Nel Policlino G. Martino, a
Messina, sono stati eseguiti con successo gli interventi con
Mako, il nuovo robot ortopedico in dotazione all’unità di
Ortopedia, che erano programmati sui primi tre pazienti: in un
caso, 77 anni, per una protesi di ginocchio, in un altro, 65
anni, per una protesi d’anca, mentre un paziente di 55 anni è
stato operato per l’inserimento di una protesi femoro-rotulea.
    Grazie al robot – dice il Policlinico- in fase pre-operatoria è
possibile pianificare l’intervento in modo tridimensionale, così
da intervenire in fase di operazione con tagli ossei molto
precisi e con possibilità di correzioni submillimetriche.
    L’intervento può essere definito “tailored”, cioè cucito in
maniera sartoriale sull’anatomia del paziente.
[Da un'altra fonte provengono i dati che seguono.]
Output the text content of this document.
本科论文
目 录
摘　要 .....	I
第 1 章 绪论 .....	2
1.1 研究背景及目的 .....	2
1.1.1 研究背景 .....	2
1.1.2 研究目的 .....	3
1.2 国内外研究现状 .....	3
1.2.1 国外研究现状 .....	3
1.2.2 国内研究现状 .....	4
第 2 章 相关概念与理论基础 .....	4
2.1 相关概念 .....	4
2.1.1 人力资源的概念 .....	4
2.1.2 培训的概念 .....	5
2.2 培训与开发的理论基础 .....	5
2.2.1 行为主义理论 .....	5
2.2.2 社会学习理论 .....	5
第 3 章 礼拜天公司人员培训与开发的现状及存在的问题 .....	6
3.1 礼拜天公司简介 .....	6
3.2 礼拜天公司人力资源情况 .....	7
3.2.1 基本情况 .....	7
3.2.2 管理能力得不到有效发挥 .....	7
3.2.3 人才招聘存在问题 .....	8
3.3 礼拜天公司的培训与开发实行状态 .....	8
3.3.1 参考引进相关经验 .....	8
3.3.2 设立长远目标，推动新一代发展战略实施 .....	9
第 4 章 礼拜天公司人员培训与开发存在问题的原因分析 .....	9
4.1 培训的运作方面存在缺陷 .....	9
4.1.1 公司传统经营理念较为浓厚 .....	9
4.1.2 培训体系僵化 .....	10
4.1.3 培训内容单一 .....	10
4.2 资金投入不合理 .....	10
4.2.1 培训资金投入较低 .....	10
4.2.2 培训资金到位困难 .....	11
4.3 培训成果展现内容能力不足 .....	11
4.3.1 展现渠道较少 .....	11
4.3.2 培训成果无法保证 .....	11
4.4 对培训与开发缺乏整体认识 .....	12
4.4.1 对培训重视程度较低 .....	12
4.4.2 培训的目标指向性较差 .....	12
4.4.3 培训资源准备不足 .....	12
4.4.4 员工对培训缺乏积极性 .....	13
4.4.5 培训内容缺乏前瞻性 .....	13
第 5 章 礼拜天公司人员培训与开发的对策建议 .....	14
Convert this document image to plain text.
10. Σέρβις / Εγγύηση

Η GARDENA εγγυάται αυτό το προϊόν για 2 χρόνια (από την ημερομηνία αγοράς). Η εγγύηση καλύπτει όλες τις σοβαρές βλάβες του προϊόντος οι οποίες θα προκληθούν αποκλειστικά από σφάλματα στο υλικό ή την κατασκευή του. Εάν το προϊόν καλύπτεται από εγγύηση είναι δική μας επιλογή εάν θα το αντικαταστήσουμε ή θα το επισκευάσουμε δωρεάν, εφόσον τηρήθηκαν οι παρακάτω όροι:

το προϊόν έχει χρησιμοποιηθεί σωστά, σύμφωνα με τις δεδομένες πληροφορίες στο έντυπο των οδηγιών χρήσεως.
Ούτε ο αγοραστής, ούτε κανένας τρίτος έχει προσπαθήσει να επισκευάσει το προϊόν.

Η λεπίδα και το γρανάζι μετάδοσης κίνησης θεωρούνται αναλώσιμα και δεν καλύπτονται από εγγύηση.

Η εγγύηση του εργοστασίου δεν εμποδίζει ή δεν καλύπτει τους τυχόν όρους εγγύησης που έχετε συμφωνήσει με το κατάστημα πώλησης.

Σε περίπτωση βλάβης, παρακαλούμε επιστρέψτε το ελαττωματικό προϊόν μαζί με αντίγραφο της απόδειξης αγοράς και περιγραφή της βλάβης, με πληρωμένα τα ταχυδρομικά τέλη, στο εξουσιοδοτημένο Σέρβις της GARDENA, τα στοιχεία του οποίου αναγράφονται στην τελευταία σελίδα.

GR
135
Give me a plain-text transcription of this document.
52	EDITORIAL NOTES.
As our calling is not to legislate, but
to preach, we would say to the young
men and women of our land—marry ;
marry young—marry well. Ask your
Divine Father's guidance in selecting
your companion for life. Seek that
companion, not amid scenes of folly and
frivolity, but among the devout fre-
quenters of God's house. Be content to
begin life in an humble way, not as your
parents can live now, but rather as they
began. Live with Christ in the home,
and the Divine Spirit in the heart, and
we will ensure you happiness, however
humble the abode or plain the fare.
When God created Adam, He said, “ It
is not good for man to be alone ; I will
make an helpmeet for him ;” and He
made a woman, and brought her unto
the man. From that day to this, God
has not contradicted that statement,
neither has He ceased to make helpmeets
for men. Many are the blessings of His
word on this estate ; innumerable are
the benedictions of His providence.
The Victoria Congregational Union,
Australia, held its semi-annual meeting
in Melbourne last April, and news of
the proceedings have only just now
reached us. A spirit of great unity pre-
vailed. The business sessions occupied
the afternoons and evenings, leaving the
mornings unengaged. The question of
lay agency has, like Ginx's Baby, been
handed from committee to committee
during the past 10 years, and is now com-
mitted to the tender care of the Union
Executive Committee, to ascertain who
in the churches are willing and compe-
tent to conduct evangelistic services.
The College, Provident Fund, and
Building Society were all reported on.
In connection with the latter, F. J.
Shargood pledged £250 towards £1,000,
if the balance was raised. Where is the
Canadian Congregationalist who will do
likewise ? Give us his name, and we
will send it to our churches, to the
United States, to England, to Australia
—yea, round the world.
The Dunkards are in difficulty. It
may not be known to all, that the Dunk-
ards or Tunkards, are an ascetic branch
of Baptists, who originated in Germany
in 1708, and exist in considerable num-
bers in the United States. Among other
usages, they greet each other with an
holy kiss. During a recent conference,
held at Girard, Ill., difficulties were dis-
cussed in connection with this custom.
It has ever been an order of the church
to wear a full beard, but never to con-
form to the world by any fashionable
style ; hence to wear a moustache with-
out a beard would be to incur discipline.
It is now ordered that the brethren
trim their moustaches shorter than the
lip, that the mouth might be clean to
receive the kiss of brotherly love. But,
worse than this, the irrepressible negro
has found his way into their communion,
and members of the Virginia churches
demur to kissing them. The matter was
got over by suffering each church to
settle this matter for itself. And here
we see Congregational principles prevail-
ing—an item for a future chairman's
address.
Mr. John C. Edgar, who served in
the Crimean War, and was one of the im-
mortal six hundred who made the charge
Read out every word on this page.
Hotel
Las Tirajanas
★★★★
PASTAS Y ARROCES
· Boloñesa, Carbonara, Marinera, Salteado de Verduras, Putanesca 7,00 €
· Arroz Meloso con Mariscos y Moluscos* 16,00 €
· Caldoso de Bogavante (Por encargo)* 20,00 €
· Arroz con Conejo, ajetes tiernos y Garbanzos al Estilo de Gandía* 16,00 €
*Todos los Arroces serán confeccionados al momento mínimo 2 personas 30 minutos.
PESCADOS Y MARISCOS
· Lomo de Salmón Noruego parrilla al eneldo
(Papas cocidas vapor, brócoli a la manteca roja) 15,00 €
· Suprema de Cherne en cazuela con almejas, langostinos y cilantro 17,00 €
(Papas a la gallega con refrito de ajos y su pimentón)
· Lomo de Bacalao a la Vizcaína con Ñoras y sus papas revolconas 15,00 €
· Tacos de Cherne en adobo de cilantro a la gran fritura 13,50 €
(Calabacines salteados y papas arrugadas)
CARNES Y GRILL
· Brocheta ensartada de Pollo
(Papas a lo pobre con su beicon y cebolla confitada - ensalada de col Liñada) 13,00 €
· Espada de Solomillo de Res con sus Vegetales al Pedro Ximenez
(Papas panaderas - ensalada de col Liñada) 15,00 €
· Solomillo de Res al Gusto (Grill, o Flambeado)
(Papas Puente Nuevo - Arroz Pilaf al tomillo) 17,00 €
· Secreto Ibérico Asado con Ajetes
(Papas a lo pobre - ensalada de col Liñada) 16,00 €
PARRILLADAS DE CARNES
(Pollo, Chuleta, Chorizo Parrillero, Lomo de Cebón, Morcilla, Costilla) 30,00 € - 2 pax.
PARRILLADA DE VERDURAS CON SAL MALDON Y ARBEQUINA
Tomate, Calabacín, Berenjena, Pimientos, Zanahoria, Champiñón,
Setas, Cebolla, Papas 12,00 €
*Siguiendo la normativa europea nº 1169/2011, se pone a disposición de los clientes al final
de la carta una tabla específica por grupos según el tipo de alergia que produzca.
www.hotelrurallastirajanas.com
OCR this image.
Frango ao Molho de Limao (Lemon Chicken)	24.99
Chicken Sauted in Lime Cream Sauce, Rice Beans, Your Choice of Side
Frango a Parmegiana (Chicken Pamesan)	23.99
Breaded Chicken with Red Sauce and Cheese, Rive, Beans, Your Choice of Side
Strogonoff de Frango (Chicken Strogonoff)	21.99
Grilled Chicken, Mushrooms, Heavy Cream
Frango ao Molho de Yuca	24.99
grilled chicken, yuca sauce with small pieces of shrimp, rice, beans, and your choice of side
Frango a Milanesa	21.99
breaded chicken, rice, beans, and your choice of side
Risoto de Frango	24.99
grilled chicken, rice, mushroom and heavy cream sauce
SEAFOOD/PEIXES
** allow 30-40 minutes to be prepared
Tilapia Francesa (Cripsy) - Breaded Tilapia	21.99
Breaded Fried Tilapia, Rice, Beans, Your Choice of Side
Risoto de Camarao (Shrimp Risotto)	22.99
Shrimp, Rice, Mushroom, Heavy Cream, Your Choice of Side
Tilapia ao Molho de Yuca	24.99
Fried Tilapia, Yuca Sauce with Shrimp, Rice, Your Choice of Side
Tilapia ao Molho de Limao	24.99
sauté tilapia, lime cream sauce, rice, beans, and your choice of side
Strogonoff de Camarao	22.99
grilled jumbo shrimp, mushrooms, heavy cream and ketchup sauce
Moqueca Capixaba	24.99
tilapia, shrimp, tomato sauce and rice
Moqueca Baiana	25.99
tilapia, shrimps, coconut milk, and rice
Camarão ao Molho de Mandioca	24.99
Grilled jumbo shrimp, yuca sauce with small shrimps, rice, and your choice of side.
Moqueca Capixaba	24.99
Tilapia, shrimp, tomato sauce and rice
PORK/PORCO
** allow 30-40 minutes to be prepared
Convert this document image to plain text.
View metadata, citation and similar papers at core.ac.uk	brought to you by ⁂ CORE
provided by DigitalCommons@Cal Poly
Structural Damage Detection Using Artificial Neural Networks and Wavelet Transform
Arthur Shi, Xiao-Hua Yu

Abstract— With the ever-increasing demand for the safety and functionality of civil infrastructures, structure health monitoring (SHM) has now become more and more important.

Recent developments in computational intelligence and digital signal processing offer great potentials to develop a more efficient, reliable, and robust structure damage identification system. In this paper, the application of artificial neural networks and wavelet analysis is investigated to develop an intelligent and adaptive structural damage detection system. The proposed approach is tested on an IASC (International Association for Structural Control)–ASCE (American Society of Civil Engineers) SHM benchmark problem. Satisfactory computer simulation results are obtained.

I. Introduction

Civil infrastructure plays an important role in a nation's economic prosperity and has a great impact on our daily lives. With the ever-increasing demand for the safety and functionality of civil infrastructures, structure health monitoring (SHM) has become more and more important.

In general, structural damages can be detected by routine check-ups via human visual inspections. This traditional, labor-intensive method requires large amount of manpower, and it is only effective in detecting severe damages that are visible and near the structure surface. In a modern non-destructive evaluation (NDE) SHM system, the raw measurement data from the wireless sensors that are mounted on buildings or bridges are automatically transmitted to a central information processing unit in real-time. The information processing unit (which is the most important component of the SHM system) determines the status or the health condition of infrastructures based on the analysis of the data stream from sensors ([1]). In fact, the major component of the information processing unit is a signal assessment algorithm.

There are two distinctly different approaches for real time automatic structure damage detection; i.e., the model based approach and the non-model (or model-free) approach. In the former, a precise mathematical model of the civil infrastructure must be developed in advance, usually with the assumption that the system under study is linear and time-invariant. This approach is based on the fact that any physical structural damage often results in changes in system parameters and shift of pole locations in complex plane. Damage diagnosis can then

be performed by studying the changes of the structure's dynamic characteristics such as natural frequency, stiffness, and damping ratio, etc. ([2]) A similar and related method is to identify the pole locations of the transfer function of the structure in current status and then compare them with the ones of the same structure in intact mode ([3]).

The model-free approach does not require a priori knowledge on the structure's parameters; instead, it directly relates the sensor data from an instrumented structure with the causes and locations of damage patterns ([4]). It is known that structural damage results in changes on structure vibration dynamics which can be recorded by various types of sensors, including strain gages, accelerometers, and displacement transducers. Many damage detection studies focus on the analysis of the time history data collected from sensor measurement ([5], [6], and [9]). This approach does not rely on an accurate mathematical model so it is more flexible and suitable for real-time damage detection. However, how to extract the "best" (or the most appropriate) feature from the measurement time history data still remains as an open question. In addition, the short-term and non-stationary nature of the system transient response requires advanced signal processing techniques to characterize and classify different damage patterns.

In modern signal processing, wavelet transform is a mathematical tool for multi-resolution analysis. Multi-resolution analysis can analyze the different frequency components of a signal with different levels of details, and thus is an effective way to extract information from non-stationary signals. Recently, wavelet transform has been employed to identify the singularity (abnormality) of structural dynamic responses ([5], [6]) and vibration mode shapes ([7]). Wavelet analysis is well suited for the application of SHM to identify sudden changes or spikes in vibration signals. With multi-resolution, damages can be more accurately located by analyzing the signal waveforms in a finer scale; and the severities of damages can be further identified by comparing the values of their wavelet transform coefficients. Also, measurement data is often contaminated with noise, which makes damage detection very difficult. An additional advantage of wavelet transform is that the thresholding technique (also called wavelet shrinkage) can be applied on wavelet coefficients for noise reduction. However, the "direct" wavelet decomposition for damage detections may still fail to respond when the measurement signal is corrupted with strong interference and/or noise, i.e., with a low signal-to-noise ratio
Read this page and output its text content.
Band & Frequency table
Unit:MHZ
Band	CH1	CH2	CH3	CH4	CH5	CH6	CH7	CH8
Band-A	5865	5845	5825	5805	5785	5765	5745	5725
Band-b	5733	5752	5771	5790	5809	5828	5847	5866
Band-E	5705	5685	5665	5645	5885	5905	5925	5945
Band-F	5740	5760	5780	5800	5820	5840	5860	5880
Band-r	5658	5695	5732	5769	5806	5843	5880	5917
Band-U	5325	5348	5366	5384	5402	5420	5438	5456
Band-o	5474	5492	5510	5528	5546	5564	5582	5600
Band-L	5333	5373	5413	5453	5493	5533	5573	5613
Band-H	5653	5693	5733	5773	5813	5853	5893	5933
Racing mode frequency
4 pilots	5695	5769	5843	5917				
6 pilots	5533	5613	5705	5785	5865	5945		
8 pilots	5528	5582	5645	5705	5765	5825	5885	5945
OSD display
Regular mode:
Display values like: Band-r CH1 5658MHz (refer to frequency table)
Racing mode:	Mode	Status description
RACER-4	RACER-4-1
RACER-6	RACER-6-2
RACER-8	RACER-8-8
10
    “L’acquisizione del Mako – afferma il direttore generale,
Giorgio Giulio Santonocito – rientra in un progetto ampio di
sviluppo dell’ortopedia ospedaliera Nel Policlinico. Un percorso
complesso che punta all’affinamento di metodiche operatorie (quali il trattamento delle lesioni al legamento crociato, nella
chirurgia del ginocchio), alla riorganizzazione dei processi
assistenziali tempo dipendenti (nelle lesioni del femore e nel
trattamento dei poli traumi), all’ampliamento dei posti letto
disponibili (previsto nella nuova Rete regionale) e
all’acquisizione di tecnologie all’avanguardia (come nel caso
della robotica chirurgica, appunto). Altro tassello è la
sperimentazione di nuovi modelli gestionali quali
l’Orto-Geriatria (di prossima attivazione) e la Riabilitazione
ortopedica in continuità assistenziale con il reparto di acuzie
(sulla scia del progetto già avviato con la Riabilitazione
Cardiologica) per un trattamento che – attraverso una filiera
attentamente progettata- sia in grado di offrire un continuum
assistenziale, diagnostico, chirurgico, clinico e riabilitativo,
finalizzato al recupero funzionale pieno per i pazienti”.
    “L’esperienza della protesica di ginocchio – spiega il
direttore dell’Ortopedia Danilo Leonetti – ci ha insegnato che a
fronte di risultati radiografici e di sopravvivenza eccellenti, circa il 20% dei pazienti gestiti con gli approcci tradizionali
riferisce insoddisfazione. Lo studio delle anatomie individuali
ha messo in luce, infatti, come il posizionamento tradizionale delle componenti protesiche rispetti l’anatomia costituzionale
solo nel 13% circa dei pazienti. Grazie al robot invece siamo in
grado di agire con una protesizzazione quanto più possibile
rispettosa dell’anatomia del paziente”.